METS ALL THE WAY BABY!!!!! YANKEES AINT GOT SHIT!!!

Lenny

A Shower Poem:
I took a nap in the shower and woke up under water, riding round a surfboard mad of soap.

there were fish and mermaids as far as i could see, posidon aproached me wearing a hat like the pope.

his trident was a ladder so i climbed all the way up and met captain ahab and on his pipe he did toke.

so we went in search of the whale but only found a dollar, that which the captain stole and now i was broke.

so i jumped off the captains boat and swam for shore but the waves crash over my head and my throat did choke.

no more of this is a dream its the end of my days.
so long to the wife, good bye to Daily Shower ways.

Orchard

Well, I am just all too flattered that one of my best blogger friends who is named Marc and Slazzy, has said he would like me to complete a survey, which is just one of the sweetest things that a guy such as he can offer a girl such as I. Yet I just don't know where to put my survey, and is it the kind of thing I ought to put on my blog?

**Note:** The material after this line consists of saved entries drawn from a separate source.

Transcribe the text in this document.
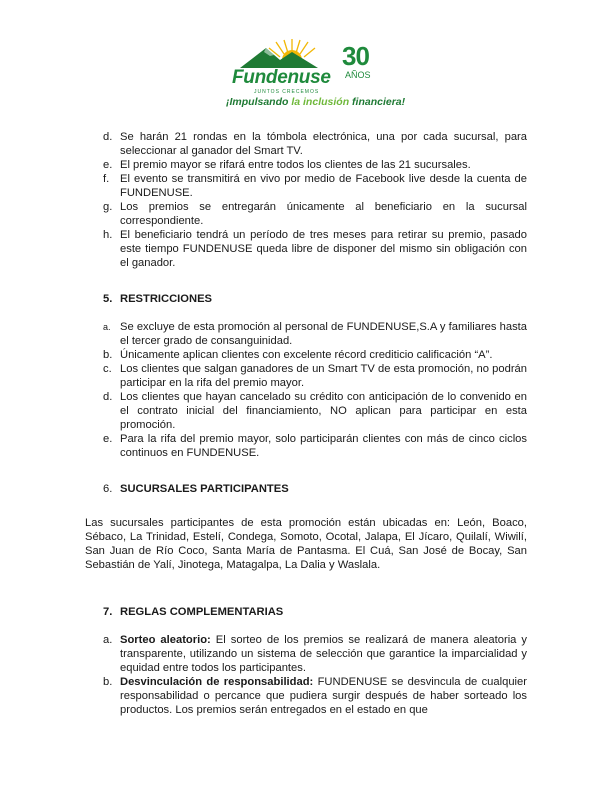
Fundenuse
JUNTOS CRECEMOS
30
AÑOS
¡Impulsando la inclusión financiera!

d. Se harán 21 rondas en la tómbola electrónica, una por cada sucursal, para seleccionar al ganador del Smart TV.

e. El premio mayor se rifará entre todos los clientes de las 21 sucursales.

f. El evento se transmitirá en vivo por medio de Facebook live desde la cuenta de FUNDENUSE.

g. Los premios se entregarán únicamente al beneficiario en la sucursal correspondiente.

h. El beneficiario tendrá un período de tres meses para retirar su premio, pasado este tiempo FUNDENUSE queda libre de disponer del mismo sin obligación con el ganador.

5. RESTRICCIONES

a. Se excluye de esta promoción al personal de FUNDENUSE,S.A y familiares hasta el tercer grado de consanguinidad.

b. Únicamente aplican clientes con excelente récord crediticio calificación “A”.

c. Los clientes que salgan ganadores de un Smart TV de esta promoción, no podrán participar en la rifa del premio mayor.

d. Los clientes que hayan cancelado su crédito con anticipación de lo convenido en el contrato inicial del financiamiento, NO aplican para participar en esta promoción.

e. Para la rifa del premio mayor, solo participarán clientes con más de cinco ciclos continuos en FUNDENUSE.

6. SUCURSALES PARTICIPANTES

Las sucursales participantes de esta promoción están ubicadas en: León, Boaco, Sébaco, La Trinidad, Estelí, Condega, Somoto, Ocotal, Jalapa, El Jícaro, Quilalí, Wiwilí, San Juan de Río Coco, Santa María de Pantasma. El Cuá, San José de Bocay, San Sebastián de Yalí, Jinotega, Matagalpa, La Dalia y Waslala.

7. REGLAS COMPLEMENTARIAS

a. Sorteo aleatorio: El sorteo de los premios se realizará de manera aleatoria y transparente, utilizando un sistema de selección que garantice la imparcialidad y equidad entre todos los participantes.

b. Desvinculación de responsabilidad: FUNDENUSE se desvincula de cualquier responsabilidad o percance que pudiera surgir después de haber sorteado los productos. Los premios serán entregados en el estado en que
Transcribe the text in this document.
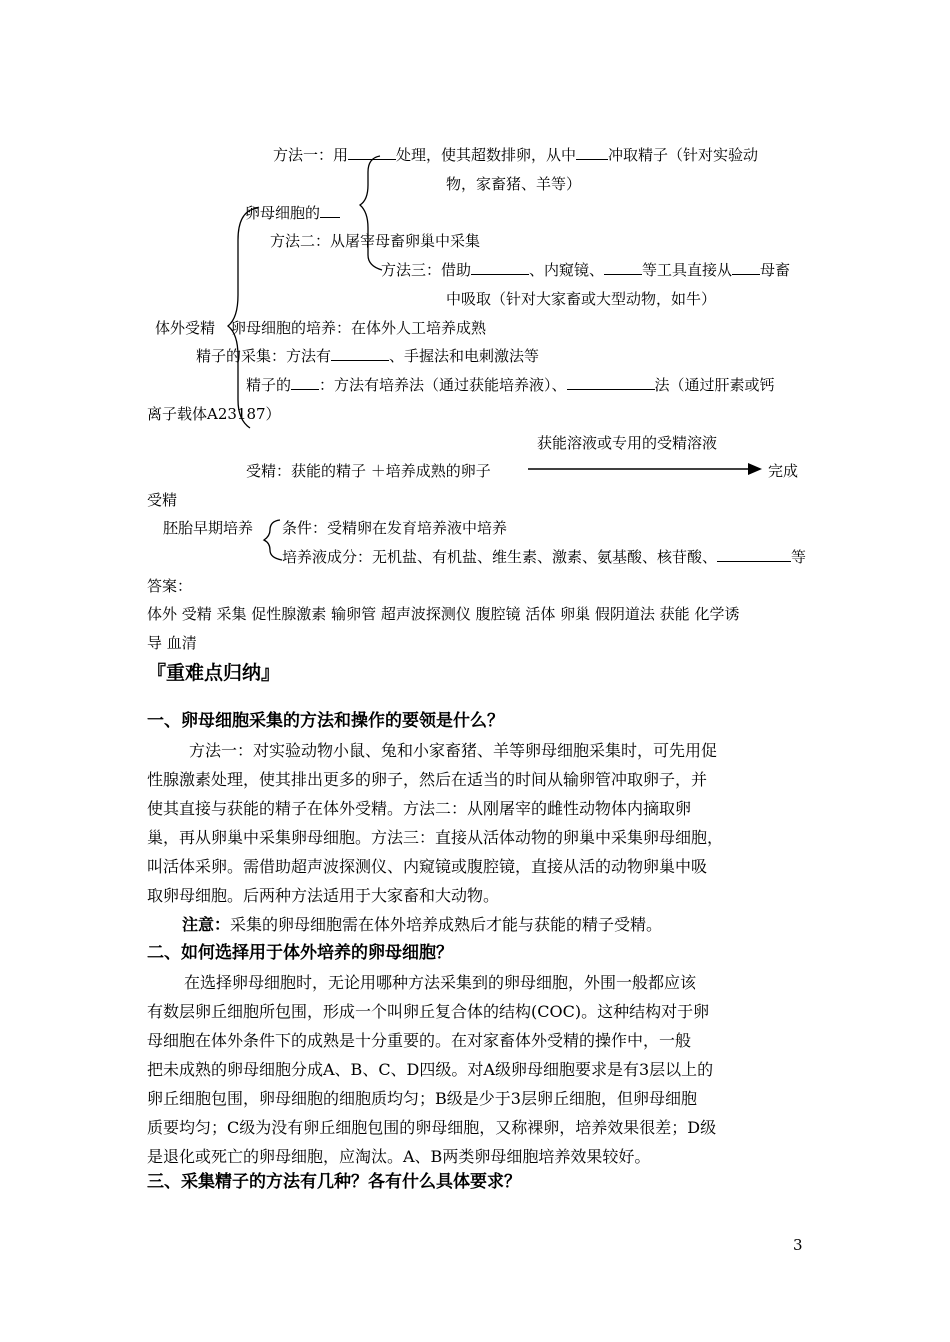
方法一：用	处理，使其超数排卵，从中 冲取精子（针对实验动
物，家畜猪、羊等）
卵母细胞的
方法二：从屠宰母畜卵巢中采集
方法三：借助	、内窥镜、	等工具直接从 母畜
中吸取（针对大家畜或大型动物，如牛）
体外受精 卵母细胞的培养：在体外人工培养成熟
精子的采集：方法有	、手握法和电刺激法等
精子的 ：方法有培养法（通过获能培养液）、	法（通过肝素或钙
离子载体A23187）
获能溶液或专用的受精溶液
受精：获能的精子 ＋培养成熟的卵子	完成
受精
胚胎早期培养 条件：受精卵在发育培养液中培养
培养液成分：无机盐、有机盐、维生素、激素、氨基酸、核苷酸、	等
答案：
体外 受精 采集 促性腺激素 输卵管 超声波探测仪 腹腔镜 活体 卵巢 假阴道法 获能 化学诱
导 血清
『重难点归纳』
一、卵母细胞采集的方法和操作的要领是什么？
方法一：对实验动物小鼠、兔和小家畜猪、羊等卵母细胞采集时，可先用促
性腺激素处理，使其排出更多的卵子，然后在适当的时间从输卵管冲取卵子，并
使其直接与获能的精子在体外受精。方法二：从刚屠宰的雌性动物体内摘取卵
巢，再从卵巢中采集卵母细胞。方法三：直接从活体动物的卵巢中采集卵母细胞，
叫活体采卵。需借助超声波探测仪、内窥镜或腹腔镜，直接从活的动物卵巢中吸
取卵母细胞。后两种方法适用于大家畜和大动物。
注意：采集的卵母细胞需在体外培养成熟后才能与获能的精子受精。
二、如何选择用于体外培养的卵母细胞？
在选择卵母细胞时，无论用哪种方法采集到的卵母细胞，外围一般都应该
有数层卵丘细胞所包围，形成一个叫卵丘复合体的结构(COC)。这种结构对于卵
母细胞在体外条件下的成熟是十分重要的。在对家畜体外受精的操作中，一般
把未成熟的卵母细胞分成A、B、C、D四级。对A级卵母细胞要求是有3层以上的
卵丘细胞包围，卵母细胞的细胞质均匀；B级是少于3层卵丘细胞，但卵母细胞
质要均匀；C级为没有卵丘细胞包围的卵母细胞，又称裸卵，培养效果很差；D级
是退化或死亡的卵母细胞，应淘汰。A、B两类卵母细胞培养效果较好。
三、采集精子的方法有几种？各有什么具体要求？
3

Because I am now back from my sea creature adventure (although one could say it really has just begun) and have access to a "computer" as they say, once again. However, I am so proud of you, Marc, for not licking envelopes, because I have to say that I am not as confident in the ability to say no to such tasks as you.
Love,
Orchard

Bragan

First, let me echo the sentiments of Rob and Luigi: M - E - T - S (though this year I'll be shocked if they win the division, pleased if they manage to finish second, and relatively satisfied if they can just finish above .500 and at least out of the cellar.)

Alas, I must also decline your survey invitation (curse?). While I'm tempted by such captivating questions as "Three Screen Names You Have?" and "Three Things You're Wearing Right Now?" I also take a perverse delight in breaking chain letters/emails/blog themes.

I guess it's up to Deputy Dawg.

Marc

Bragan,

At least you and Rob can agree on baseball.

No problem about the survey. To be honest, you, Rob and Orchard are the only three bloggers I really know.

Deputy Dawg also declined. He's lost his zip in his old age.